Saturday, September 5, 2009

A Wave of Life

Most Westerners associate Zen and poetic art. I would caution against assuming that the connection is absolute. There’s nothing intrinsically Zen in any art, inspite of the way some seem to reflect Zen principles. It is man who brings Zen to the art he practices.

Roshi Gempo Nakamura is a 20th century Chinese philosopher, and an expert in Chinese literature, especially Zen poetry. Zen is a popular word today. It is used to express thoughts that are not perceived as rational. Westerners find Zen in gardens, art, homes and offices. Zen is not a reflection, it is action. It is the action of consciousness expanding in its own awareness. Zen is irrational. Zen is the action of consciousness without logical thoughts.

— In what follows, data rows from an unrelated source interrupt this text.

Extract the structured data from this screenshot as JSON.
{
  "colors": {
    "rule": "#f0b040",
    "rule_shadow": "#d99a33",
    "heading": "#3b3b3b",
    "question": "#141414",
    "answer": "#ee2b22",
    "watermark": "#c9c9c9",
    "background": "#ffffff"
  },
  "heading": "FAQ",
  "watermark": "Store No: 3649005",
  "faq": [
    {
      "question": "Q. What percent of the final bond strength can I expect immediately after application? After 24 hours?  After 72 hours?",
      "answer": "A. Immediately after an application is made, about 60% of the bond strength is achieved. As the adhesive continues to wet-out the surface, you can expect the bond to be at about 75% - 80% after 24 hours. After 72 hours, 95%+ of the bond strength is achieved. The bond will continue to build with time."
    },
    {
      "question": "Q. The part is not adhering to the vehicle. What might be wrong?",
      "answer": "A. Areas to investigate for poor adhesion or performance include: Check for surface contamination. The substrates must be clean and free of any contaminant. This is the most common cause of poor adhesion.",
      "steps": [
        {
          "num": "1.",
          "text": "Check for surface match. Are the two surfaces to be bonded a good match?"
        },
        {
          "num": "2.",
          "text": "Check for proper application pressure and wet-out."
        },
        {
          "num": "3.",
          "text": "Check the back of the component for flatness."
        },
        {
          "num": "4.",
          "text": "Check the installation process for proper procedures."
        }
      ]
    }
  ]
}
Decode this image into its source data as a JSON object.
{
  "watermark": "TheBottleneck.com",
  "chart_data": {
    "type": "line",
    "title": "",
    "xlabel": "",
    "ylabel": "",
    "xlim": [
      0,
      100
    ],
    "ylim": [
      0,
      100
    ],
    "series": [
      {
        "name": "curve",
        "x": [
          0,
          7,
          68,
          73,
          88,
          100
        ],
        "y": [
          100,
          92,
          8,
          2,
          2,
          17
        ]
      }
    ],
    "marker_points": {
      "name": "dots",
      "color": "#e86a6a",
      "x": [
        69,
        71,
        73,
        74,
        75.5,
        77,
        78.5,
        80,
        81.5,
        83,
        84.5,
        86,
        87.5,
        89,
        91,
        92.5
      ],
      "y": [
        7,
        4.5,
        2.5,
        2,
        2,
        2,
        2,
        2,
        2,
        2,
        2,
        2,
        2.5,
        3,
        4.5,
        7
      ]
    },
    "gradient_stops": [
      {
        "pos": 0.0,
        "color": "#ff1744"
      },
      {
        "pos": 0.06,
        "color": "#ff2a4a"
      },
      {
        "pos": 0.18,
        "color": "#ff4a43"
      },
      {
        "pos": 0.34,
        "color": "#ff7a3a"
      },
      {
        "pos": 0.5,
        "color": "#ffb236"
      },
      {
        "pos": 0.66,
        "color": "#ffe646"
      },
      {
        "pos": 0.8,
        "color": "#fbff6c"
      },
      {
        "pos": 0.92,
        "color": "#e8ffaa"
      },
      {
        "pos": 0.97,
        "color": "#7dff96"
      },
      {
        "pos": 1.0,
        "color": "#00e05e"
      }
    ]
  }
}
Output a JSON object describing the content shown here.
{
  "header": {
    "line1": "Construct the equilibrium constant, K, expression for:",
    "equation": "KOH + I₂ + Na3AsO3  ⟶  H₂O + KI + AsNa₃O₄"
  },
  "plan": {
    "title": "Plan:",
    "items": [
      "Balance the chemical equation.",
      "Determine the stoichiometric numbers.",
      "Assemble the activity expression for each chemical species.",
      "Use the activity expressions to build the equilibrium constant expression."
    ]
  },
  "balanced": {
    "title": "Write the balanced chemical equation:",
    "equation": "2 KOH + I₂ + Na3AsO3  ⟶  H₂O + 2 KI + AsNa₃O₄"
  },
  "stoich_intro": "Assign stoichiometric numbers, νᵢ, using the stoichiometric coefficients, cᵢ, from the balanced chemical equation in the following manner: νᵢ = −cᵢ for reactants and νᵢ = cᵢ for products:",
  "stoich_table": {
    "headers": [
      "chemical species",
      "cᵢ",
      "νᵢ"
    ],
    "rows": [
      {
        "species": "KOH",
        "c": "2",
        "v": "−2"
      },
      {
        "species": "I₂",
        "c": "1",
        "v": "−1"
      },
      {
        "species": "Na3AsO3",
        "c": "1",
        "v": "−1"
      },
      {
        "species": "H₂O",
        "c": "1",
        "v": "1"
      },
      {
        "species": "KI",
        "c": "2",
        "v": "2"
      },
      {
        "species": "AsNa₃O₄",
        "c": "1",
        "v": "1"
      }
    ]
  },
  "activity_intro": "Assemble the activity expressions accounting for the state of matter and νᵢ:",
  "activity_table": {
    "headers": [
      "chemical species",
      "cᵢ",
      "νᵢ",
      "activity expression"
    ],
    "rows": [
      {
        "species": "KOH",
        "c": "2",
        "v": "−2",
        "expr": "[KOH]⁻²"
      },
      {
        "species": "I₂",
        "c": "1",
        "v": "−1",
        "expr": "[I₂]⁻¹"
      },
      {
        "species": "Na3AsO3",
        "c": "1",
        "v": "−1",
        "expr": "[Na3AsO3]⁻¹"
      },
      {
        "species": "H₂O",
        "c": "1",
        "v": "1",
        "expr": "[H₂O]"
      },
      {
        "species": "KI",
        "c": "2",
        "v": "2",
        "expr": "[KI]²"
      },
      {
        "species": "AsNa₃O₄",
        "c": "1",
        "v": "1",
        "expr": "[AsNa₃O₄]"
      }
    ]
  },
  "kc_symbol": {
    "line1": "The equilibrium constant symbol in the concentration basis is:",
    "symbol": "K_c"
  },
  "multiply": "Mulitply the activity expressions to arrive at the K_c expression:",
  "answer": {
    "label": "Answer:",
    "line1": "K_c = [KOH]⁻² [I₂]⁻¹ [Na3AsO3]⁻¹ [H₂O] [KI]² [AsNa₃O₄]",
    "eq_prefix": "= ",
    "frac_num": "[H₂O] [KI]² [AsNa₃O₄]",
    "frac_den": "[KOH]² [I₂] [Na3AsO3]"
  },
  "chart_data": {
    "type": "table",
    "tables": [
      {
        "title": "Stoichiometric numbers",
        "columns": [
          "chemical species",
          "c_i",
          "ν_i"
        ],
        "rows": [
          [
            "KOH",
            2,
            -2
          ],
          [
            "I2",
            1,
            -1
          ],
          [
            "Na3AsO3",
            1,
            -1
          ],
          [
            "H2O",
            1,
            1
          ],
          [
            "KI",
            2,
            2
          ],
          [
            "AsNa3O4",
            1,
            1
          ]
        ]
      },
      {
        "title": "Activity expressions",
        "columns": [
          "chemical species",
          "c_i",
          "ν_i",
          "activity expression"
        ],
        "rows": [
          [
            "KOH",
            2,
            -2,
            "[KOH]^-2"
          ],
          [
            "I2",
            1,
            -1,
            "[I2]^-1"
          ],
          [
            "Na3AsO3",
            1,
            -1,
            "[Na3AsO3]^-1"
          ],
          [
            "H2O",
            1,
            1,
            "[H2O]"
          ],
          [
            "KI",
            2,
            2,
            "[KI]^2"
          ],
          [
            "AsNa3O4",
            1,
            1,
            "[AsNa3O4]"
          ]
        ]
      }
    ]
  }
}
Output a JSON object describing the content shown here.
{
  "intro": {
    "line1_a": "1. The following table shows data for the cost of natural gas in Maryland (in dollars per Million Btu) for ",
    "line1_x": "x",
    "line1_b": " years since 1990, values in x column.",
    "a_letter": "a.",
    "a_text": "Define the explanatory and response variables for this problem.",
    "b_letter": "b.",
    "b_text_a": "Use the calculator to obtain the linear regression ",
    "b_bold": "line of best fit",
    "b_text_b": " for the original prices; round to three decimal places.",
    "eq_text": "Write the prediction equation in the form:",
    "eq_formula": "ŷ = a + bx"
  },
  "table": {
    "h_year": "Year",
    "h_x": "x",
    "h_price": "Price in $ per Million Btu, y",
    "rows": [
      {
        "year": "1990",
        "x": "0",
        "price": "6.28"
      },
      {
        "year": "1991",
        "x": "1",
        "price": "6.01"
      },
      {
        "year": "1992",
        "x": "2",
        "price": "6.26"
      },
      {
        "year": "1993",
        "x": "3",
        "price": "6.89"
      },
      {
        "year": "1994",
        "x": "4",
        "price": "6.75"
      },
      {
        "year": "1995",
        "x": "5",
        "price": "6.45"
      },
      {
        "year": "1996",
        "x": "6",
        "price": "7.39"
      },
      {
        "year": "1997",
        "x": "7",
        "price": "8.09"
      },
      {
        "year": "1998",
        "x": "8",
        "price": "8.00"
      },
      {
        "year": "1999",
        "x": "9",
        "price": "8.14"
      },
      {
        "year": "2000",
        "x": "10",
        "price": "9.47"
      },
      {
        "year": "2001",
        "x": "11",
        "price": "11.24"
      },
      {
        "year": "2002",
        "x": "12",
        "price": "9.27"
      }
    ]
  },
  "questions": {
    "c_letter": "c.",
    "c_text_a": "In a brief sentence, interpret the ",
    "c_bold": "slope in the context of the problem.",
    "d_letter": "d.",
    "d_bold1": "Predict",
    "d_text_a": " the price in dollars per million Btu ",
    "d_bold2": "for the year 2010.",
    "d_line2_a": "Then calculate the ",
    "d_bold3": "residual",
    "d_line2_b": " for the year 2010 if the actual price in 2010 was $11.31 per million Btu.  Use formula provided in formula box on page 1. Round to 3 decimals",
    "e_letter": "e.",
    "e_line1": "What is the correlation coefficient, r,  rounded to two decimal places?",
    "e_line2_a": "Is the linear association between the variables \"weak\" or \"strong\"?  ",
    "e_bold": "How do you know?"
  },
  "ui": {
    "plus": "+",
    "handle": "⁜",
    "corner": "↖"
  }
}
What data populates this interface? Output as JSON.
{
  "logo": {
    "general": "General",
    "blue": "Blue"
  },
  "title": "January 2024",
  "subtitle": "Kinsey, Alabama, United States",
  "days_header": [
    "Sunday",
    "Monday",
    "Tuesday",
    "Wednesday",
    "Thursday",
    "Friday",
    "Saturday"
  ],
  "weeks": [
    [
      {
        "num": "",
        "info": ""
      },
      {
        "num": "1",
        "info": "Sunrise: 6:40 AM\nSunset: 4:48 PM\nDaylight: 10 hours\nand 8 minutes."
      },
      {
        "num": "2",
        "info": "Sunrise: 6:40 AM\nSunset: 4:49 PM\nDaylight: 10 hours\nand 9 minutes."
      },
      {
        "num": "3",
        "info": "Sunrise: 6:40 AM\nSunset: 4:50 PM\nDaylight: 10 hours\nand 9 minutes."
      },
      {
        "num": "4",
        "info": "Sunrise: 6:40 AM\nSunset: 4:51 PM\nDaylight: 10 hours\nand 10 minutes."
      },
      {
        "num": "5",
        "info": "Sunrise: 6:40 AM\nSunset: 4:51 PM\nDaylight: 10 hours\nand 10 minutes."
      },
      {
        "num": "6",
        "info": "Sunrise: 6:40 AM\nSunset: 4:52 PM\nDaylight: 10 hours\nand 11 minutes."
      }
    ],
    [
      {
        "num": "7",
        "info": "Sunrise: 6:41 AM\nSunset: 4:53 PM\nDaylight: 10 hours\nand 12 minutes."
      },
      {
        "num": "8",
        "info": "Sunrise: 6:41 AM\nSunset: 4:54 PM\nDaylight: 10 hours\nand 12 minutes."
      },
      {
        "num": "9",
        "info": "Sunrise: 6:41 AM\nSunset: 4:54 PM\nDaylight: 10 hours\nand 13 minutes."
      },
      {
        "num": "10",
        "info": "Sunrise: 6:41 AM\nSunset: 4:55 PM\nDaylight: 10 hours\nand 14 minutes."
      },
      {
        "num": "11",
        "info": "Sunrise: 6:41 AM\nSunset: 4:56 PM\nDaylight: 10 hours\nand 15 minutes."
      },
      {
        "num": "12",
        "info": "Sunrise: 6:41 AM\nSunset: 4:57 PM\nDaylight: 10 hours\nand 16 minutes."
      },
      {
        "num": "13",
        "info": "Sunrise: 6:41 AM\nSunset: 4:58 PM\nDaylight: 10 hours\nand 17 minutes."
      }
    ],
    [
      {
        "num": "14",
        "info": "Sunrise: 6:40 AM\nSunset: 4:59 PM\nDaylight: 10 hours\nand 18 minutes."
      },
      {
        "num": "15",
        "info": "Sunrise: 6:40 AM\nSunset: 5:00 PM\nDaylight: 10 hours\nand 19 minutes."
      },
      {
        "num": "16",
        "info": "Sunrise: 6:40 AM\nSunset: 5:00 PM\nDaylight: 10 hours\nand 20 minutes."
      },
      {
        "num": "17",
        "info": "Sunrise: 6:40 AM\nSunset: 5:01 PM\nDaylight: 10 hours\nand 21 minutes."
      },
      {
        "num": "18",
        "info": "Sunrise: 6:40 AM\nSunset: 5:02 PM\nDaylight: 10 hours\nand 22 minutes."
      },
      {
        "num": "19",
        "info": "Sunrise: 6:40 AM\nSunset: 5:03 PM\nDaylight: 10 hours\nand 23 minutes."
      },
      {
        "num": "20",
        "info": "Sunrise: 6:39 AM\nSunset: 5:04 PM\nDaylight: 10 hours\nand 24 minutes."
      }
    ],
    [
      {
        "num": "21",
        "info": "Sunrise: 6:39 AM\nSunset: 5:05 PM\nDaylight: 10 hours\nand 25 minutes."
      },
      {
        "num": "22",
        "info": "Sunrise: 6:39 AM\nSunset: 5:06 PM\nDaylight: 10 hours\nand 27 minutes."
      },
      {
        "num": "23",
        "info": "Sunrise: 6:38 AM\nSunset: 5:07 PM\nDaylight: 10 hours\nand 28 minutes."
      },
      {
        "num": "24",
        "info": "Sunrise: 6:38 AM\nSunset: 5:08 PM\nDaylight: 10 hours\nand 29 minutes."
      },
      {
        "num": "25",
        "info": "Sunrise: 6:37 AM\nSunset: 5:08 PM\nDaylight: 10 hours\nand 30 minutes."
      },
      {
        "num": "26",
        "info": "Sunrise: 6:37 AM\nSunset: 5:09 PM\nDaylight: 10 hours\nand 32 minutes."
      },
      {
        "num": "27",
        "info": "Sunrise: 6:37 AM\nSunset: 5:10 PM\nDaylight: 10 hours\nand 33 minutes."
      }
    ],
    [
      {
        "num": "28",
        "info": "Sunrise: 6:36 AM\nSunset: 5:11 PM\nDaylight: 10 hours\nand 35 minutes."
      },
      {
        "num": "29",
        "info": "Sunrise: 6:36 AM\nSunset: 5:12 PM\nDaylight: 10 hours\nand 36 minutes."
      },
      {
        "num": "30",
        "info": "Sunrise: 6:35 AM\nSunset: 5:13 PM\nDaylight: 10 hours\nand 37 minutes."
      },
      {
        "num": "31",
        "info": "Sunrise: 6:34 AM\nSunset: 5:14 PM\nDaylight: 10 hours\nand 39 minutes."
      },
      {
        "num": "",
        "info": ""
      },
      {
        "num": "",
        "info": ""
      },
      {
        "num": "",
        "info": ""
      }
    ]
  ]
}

Zen is not found in the illustrations or images of it. It is action without assertion. It is void, but always filled with energy. Zen is never captured; it is only experienced. When there is not time to build thoughts or recall memories there is Zen, but as we put these images in words Zen disappears. Meaning and reasoning represent something other than themselves; they are the echo of Zen not the action of Zen. Zen poets through the centuries use words and phrase that are illogical and void of reason in order to grasp the act itself, not the words.

Our Zen nature rests in a babbling brook, a singing bird, or a blossoming flower.

Another Chinese Zen master explains Zen this way:

"How were things before the appearance of Zen in the world?” The Chinese master answers by raising his cane. “How were things after the appearance of Zen?” The Chinese master again answers by raising the same cane.

The master’s cane defines the action and the truth of Zen.